Fundamentally, since a trigger can execute once and include multiple records, the structure of it includes a list of records triggering it (rather than one context being just for one record). One obvious example of this being the case (multiple records opposed to one) is a bulk update where, of course, it's many records in one update rather than individually.
What I'm wondering is if there are multiple records in one context just because records were updated close enough to each other, rather than in a "bulk" update, even if technically under different create/update calls.

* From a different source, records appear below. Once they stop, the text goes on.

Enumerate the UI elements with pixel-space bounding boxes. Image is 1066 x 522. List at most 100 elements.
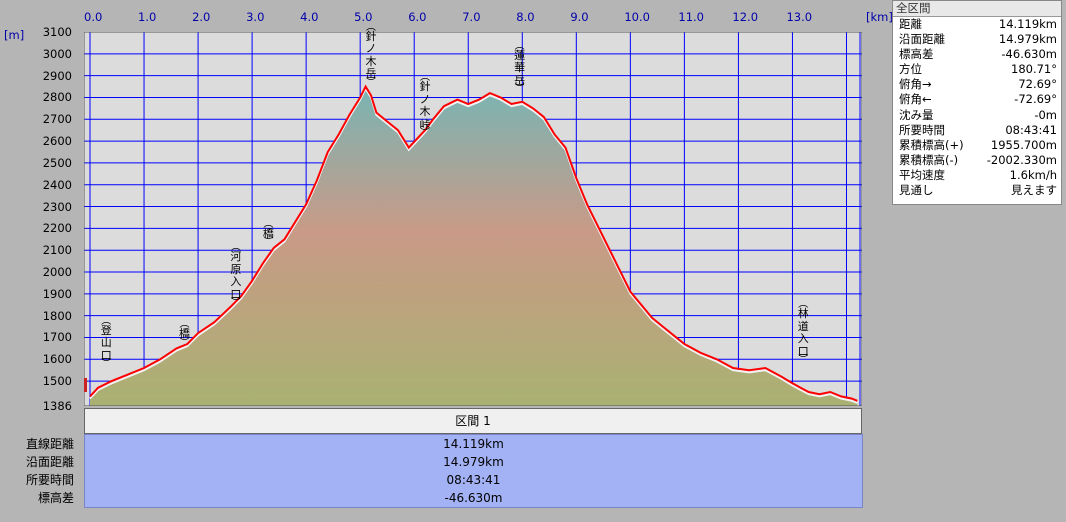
y-tick-label: 3000	[42, 46, 72, 61]
y-axis-unit: [m]	[4, 28, 25, 42]
waypoint-label-char: 登	[100, 323, 112, 337]
summary-row: 平均速度 1.6km/h	[893, 168, 1061, 183]
summary-row: 沈み量 -0m	[893, 108, 1061, 123]
start-marker-icon[interactable]	[84, 378, 87, 392]
waypoint-label-char: ノ	[365, 42, 377, 56]
x-tick-label: 6.0	[408, 10, 427, 24]
x-tick-label: 7.0	[462, 10, 481, 24]
waypoint-label-char: 橋	[262, 226, 274, 240]
y-tick-label: 2800	[42, 90, 72, 105]
summary-value: 14.119km	[998, 17, 1057, 31]
summary-value: 1.6km/h	[1009, 167, 1057, 182]
summary-row: 俯角→ 72.69°	[893, 77, 1061, 92]
waypoint-label-char: 峠	[419, 117, 431, 131]
y-tick-label: 1600	[42, 352, 72, 367]
summary-rows: 距離 14.119km 沿面距離 14.979km 標高差 -46.630m 方位 180.7…	[893, 17, 1061, 198]
waypoint-label-char: 木	[419, 105, 431, 119]
summary-key: 平均速度	[899, 167, 945, 182]
summary-key: 累積標高(+)	[899, 137, 964, 152]
waypoint-label: ︵ 橋 ︶	[262, 218, 274, 249]
waypoint-label-char: 道	[797, 319, 809, 333]
waypoint-label-char: 木	[365, 54, 377, 68]
summary-key: 累積標高(-)	[899, 152, 959, 167]
section-value: 08:43:41	[446, 473, 501, 487]
summary-value: -46.630m	[1001, 47, 1057, 62]
x-tick-label: 8.0	[516, 10, 535, 24]
waypoint-label-char: 口	[797, 344, 809, 358]
section-value: 14.979km	[443, 455, 504, 469]
waypoint-label: ︵ 橋 ︶	[179, 319, 191, 349]
summary-key: 標高差	[899, 47, 934, 62]
y-tick-label: 1386	[42, 399, 72, 413]
y-tick-label: 1700	[42, 330, 72, 345]
waypoint-label-char: 林	[797, 307, 809, 321]
y-tick-label: 3100	[42, 25, 72, 39]
waypoint-label-char: 山	[100, 336, 112, 350]
x-tick-label: 10.0	[624, 10, 650, 24]
elevation-line	[89, 84, 858, 402]
summary-key: 俯角→	[899, 77, 932, 92]
x-tick-label: 9.0	[570, 10, 589, 24]
y-tick-label: 2600	[42, 134, 72, 149]
waypoint-label: ︵ 蓮華岳 ︶	[514, 40, 526, 96]
summary-value: -0m	[1034, 107, 1057, 122]
x-tick-label: 1.0	[138, 10, 157, 24]
summary-row: 沿面距離 14.979km	[893, 32, 1061, 47]
summary-value: 14.979km	[998, 32, 1057, 47]
y-tick-label: 1500	[42, 374, 72, 389]
summary-row: 方位 180.71°	[893, 62, 1061, 77]
summary-value: 72.69°	[1018, 77, 1057, 92]
summary-value: -2002.330m	[986, 152, 1057, 167]
waypoint-label: ︵ 河原入口 ︶	[230, 242, 242, 310]
section-label: 直線距離	[25, 437, 74, 451]
section-values: 14.119km 14.979km 08:43:41 -46.630m	[84, 434, 863, 508]
y-tick-label: 2100	[42, 243, 72, 258]
summary-title: 全区間	[893, 1, 1061, 17]
waypoint-label-char: 針	[365, 29, 377, 43]
summary-key: 距離	[899, 17, 922, 31]
section-label: 標高差	[37, 491, 74, 505]
waypoint-label-char: 岳	[514, 73, 526, 87]
summary-value: -72.69°	[1014, 92, 1057, 107]
waypoint-label-char: 口	[100, 348, 112, 362]
summary-key: 沈み量	[899, 107, 934, 122]
elevation-shadow-line	[89, 86, 858, 404]
summary-key: 俯角←	[899, 92, 932, 107]
waypoint-label-char: 口	[230, 287, 242, 301]
waypoint-label-char: 入	[230, 275, 242, 289]
y-tick-label: 2300	[42, 199, 72, 214]
summary-key: 方位	[899, 62, 922, 77]
waypoint-label: ︵ 林道入口 ︶	[797, 299, 809, 367]
x-tick-label: 0.0	[84, 10, 103, 24]
x-tick-label: 4.0	[300, 10, 319, 24]
waypoint-label-char: 蓮	[514, 48, 526, 62]
summary-row: 所要時間 08:43:41	[893, 123, 1061, 138]
section-label: 沿面距離	[25, 455, 74, 469]
x-tick-label: 12.0	[732, 10, 759, 24]
section-value: 14.119km	[443, 437, 504, 451]
waypoint-label-char: 河	[230, 250, 242, 264]
waypoint-label: ︵ 針ノ木峠 ︶	[419, 72, 431, 140]
summary-row: 累積標高(+) 1955.700m	[893, 138, 1061, 153]
summary-key: 所要時間	[899, 122, 945, 137]
summary-value: 08:43:41	[1005, 122, 1057, 137]
summary-row: 標高差 -46.630m	[893, 47, 1061, 62]
summary-panel: 全区間 距離 14.119km 沿面距離 14.979km 標高差 -46.630m 方位 1…	[892, 0, 1062, 205]
elevation-profile-chart[interactable]	[84, 32, 862, 406]
section-label: 所要時間	[25, 473, 74, 487]
waypoint-label: ︵ 登山口 ︶	[100, 315, 112, 371]
y-tick-label: 2200	[42, 221, 72, 236]
section-tab[interactable]: 区間 1	[84, 408, 862, 434]
y-tick-label: 1900	[42, 286, 72, 301]
waypoint-label-char: 岳	[365, 67, 377, 81]
summary-row: 累積標高(-) -2002.330m	[893, 153, 1061, 168]
start-flag-icon	[84, 378, 87, 392]
waypoint-label-char: 針	[419, 80, 431, 94]
y-tick-label: 2400	[42, 177, 72, 192]
summary-row: 見通し 見えます	[893, 183, 1061, 198]
section-value: -46.630m	[444, 491, 503, 505]
waypoint-label-char: ノ	[419, 92, 431, 106]
waypoint-label: ︵ 針ノ木岳 ︶	[365, 21, 377, 89]
x-tick-label: 3.0	[246, 10, 265, 24]
waypoint-label-char: 華	[514, 61, 526, 75]
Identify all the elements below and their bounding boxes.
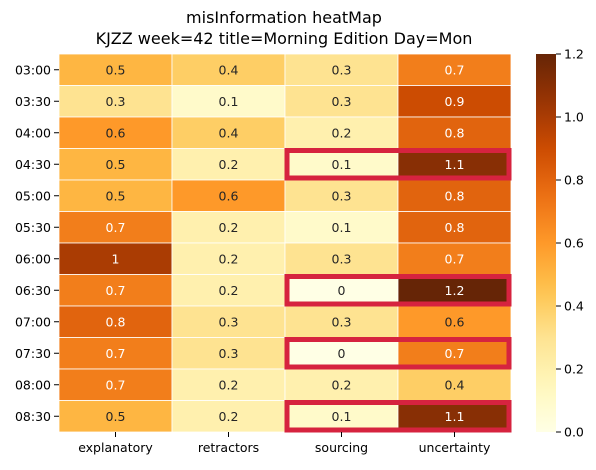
cell-value-label: 0.8: [106, 314, 126, 329]
cell-value-label: 0.2: [332, 125, 352, 140]
row-tick-label: 06:30: [15, 283, 51, 298]
chart-subtitle: KJZZ week=42 title=Morning Edition Day=M…: [96, 29, 473, 48]
cell-value-label: 0.9: [445, 94, 465, 109]
cell-value-label: 0.3: [332, 94, 352, 109]
cell-value-label: 0.1: [332, 409, 352, 424]
column-tick-labels: explanatory retractors sourcing uncertainty: [78, 432, 491, 455]
cell-value-label: 0.3: [332, 251, 352, 266]
colorbar-gradient: [536, 54, 556, 432]
row-tick-label: 03:30: [15, 94, 51, 109]
cell-value-label: 0.1: [332, 157, 352, 172]
cell-value-label: 0.2: [219, 409, 239, 424]
colorbar-tick-label: 1.2: [564, 47, 584, 62]
cell-value-label: 0.8: [445, 125, 465, 140]
row-tick-label: 04:30: [15, 157, 51, 172]
column-tick-label: retractors: [198, 440, 259, 455]
cell-value-label: 0.7: [445, 251, 465, 266]
chart-title: misInformation heatMap: [186, 8, 382, 27]
colorbar-tick-label: 0.2: [564, 362, 584, 377]
cell-value-label: 0: [338, 346, 346, 361]
colorbar-tick-label: 0.8: [564, 173, 584, 188]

For context, we have an integration that takes a large, bulk batch of records from our source system, and upserts to SFDC. The way our integration member explained the upsert is that, yes, it's a bulk batch, but technically each record is sent out individually (but, of course, this moves fast so they are all created virtually at the same time). I am wondering if this would mean each record has its own trigger execution (so the "list" is just one record") since it's not technically a batch, or if salesforce receives them quick enough and considers them all together (and putting them all in the same context)...(or if maybe it's just asynchronous but still considered "batch" by salesforce). Regardless...
I suppose the root of my question has to do with how Salesforce establishes if something is in bulk to include in one context for the trigger, vs. an individual execution. Is it just within a small time frame, or exclusively "batch" updates?
Again, apologies if this question is silly or confusing. Trying to establish the nature of our use case and how our trigger is processing it.